Generation of Chaos Original Soundtrack The Best


Review by · March 20, 2006

One of the regretful things about RPGs is that a great many of them are released in Japan only to never see the light of day outside the country of the rising sun. Now I’ll be the first to admit that there’s good reason for this in a great many cases, having seen some of the truly awful things pawned off on the Japanese gamer. But it does sting when a particularly great game ends up without an English release for reasons beyond my understanding. Recently, however, there’s been a trend towards the translation and release of games that originally had no chance of being made available for the American consumer. Of these games, Generation of Chaos is one of the more recent examples, the fourth game in the series currently being brought over to the PSPs of American gamers by NIS. While I can’t comment on the game, I was personally curious how the music of the series stacked up. And thankfully for me, there just so happened to be a way of finding out.

Generation of Chaos The Best is a compilation album of selected tracks from the first, second, third, and fourth games in the series. For the most part, the album consists of synthesized orchestra not unlike, say, the Ogre Battle series. I do have to question some of the track selections, mostly from the first and second games as they tend to be a little on the dull side. “Day of the First Campaign” is good fun that reminds me quite a bit of Ocarina of Time, but it lacks the pep I’d prefer to start an album on. The selections from the second game are also less than the best, with the synth quality taking a small hit in addition to being not all that involving.

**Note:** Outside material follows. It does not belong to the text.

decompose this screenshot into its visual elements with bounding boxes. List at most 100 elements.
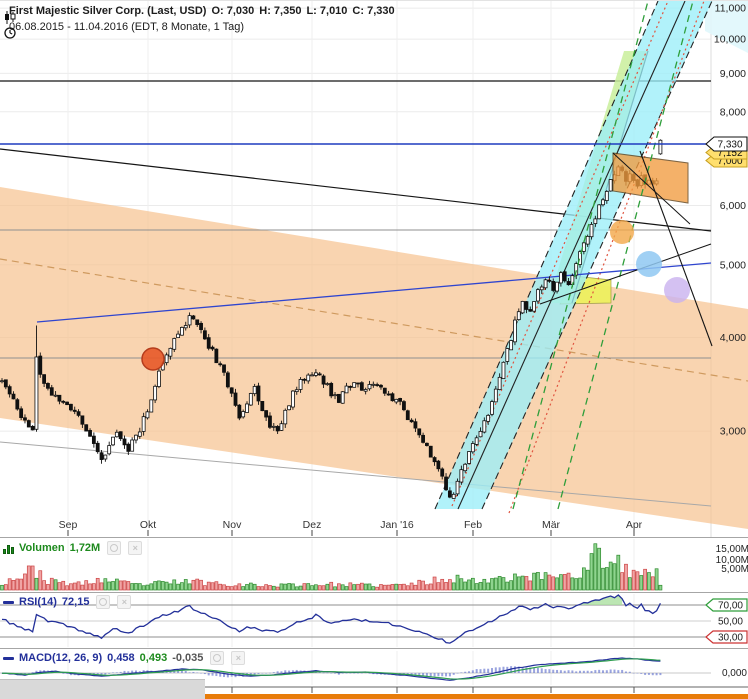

The selections from the third game, though, are where it really begins getting good. “Confronting the Destroyer” is exactly the kind of thing I’d look for on an album for a strategy game. Featuring driving string and horn section with a very well-utilized choir in the background, the track has all the hallmarks of a battle theme from the genre. The entire third game section makes up for the lackluster selections from the first and second games, though is a bit on the short side track number-wise.

The real meat of the album is contained in the selections from the fourth game, which is a good thing for those that want a preview of what they can expect while playing through the game in English. Beginning with the haunting strains of “Within Eternity,” a tone is set for the fourth game. Leaning back more towards the music in the first game, the selections here combine the more powerful, upbeat music of the third game with a hint of the slower parts of the original. While sometimes the balance is a touch off, overall it’s a very enjoyable listening experience. For those that want their orchestral bang, “Awakening of the King” more than delivers it with a highly prominent brass section that’s really easy to get hooked on. In fact, these selections also bring in a new element not really seen in the selections from the other games, in the form of a synthesized guitar. Not as good as a real one, but it mixes the usual fare up some. I was a little disappointed with the slower pieces, however. While they’re all enjoyable, they for the most part reuse the melody of “Within Eternity.” It’s a brilliant melody, yes, but you can enjoy the same song remade for only so long.

Overall, Generation of Chaos The Best is a good listen. Despite my questioning of some of the track selections, the music itself is quality material. It offers a decent taste of the series for those unfamiliar with it and is something that I would readily give someone to expose them to the music of the games. For those familiar, however, there’s nothing new here to find unless you’re a hardcore collector.